For many living in North America, the cranberry is associated with winter holiday feasts such as Thanksgiving and Christmas, when it's made into a sauce to be served alongside turkey, stuffing and gravy. Frequently, though, cranberries come in can form - literally. Many cooks buy cranberries as a sauce that, when extracted from the can, maintains its shape due to the high pectin content of the fruit.
Much of the appeal of the cranberry is its appearance - it's pretty, round, glossy and bright pink. It's certainly not eaten for its flavour, at least in its raw state, because cranberry is exceedingly tart and astringent, with just a bit of sweetness. The fruit is made into refreshingly tart cranberry juice (heavily sweetened), dried cranberries (which are delicious) and jelly and sauce. You can buy frozen cranberries, which are as good as the fresh variety for cooked dishes.

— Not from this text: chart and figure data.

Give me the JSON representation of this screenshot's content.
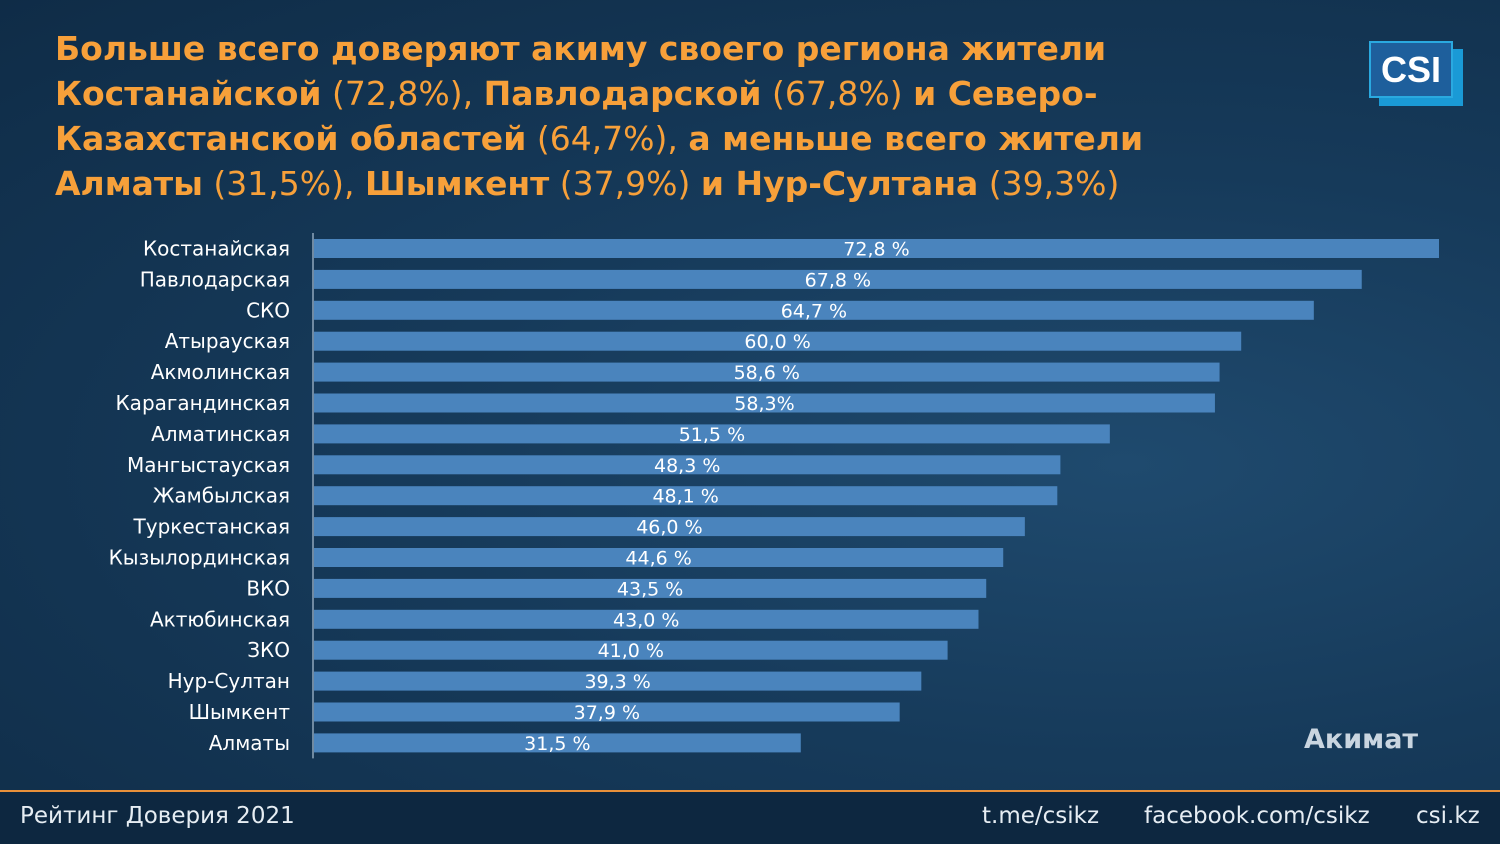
{
  "title": {
    "segments": [
      {
        "text": "Больше всего доверяют акиму своего региона жители Костанайской",
        "bold": true
      },
      {
        "text": " (72,8%), ",
        "bold": false
      },
      {
        "text": "Павлодарской",
        "bold": true
      },
      {
        "text": " (67,8%) ",
        "bold": false
      },
      {
        "text": "и Северо-Казахстанской областей",
        "bold": true
      },
      {
        "text": " (64,7%), ",
        "bold": false
      },
      {
        "text": "а меньше всего жители Алматы",
        "bold": true
      },
      {
        "text": " (31,5%), ",
        "bold": false
      },
      {
        "text": "Шымкент",
        "bold": true
      },
      {
        "text": " (37,9%) ",
        "bold": false
      },
      {
        "text": "и Нур-Султана",
        "bold": true
      },
      {
        "text": " (39,3%)",
        "bold": false
      }
    ]
  },
  "logo": {
    "text": "CSI"
  },
  "colors": {
    "bar": "#4a84bd",
    "title": "#f7a03a",
    "accent_line": "#e8903a"
  },
  "chart_data": {
    "type": "bar",
    "orientation": "horizontal",
    "categories": [
      "Костанайская",
      "Павлодарская",
      "СКО",
      "Атырауская",
      "Акмолинская",
      "Карагандинская",
      "Алматинская",
      "Мангыстауская",
      "Жамбылская",
      "Туркестанская",
      "Кызылординская",
      "ВКО",
      "Актюбинская",
      "ЗКО",
      "Нур-Султан",
      "Шымкент",
      "Алматы"
    ],
    "series": [
      {
        "name": "Акимат",
        "values": [
          72.8,
          67.8,
          64.7,
          60.0,
          58.6,
          58.3,
          51.5,
          48.3,
          48.1,
          46.0,
          44.6,
          43.5,
          43.0,
          41.0,
          39.3,
          37.9,
          31.5
        ],
        "data_labels": [
          "72,8 %",
          "67,8 %",
          "64,7 %",
          "60,0 %",
          "58,6 %",
          "58,3%",
          "51,5 %",
          "48,3 %",
          "48,1 %",
          "46,0 %",
          "44,6 %",
          "43,5 %",
          "43,0 %",
          "41,0 %",
          "39,3 %",
          "37,9 %",
          "31,5 %"
        ]
      }
    ],
    "xlim": [
      0,
      72.8
    ],
    "grid": false,
    "legend": "bottom-right"
  },
  "footer": {
    "left": "Рейтинг Доверия 2021",
    "links": [
      "t.me/csikz",
      "facebook.com/csikz",
      "csi.kz"
    ]
  }
}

Home-made cranberry sauce is much better than the canned stuff. Simmer the cranberries (fresh or frozen) with enough water to cover them and add sugar to taste. The berries will burst as they cook. Stir in fresh orange juice, a splash of fresh lemon juice, a few wide strips of orange zest, a little salt and spices, such as a cinnamon stick, whole cloves and black peppercorns. Simmer until the berries are very soft and the consistency is a little watery - the sauce thickens as it cools. The sauce is especially delicious served with thick slices of ham, or use it as a filling for jam tarts.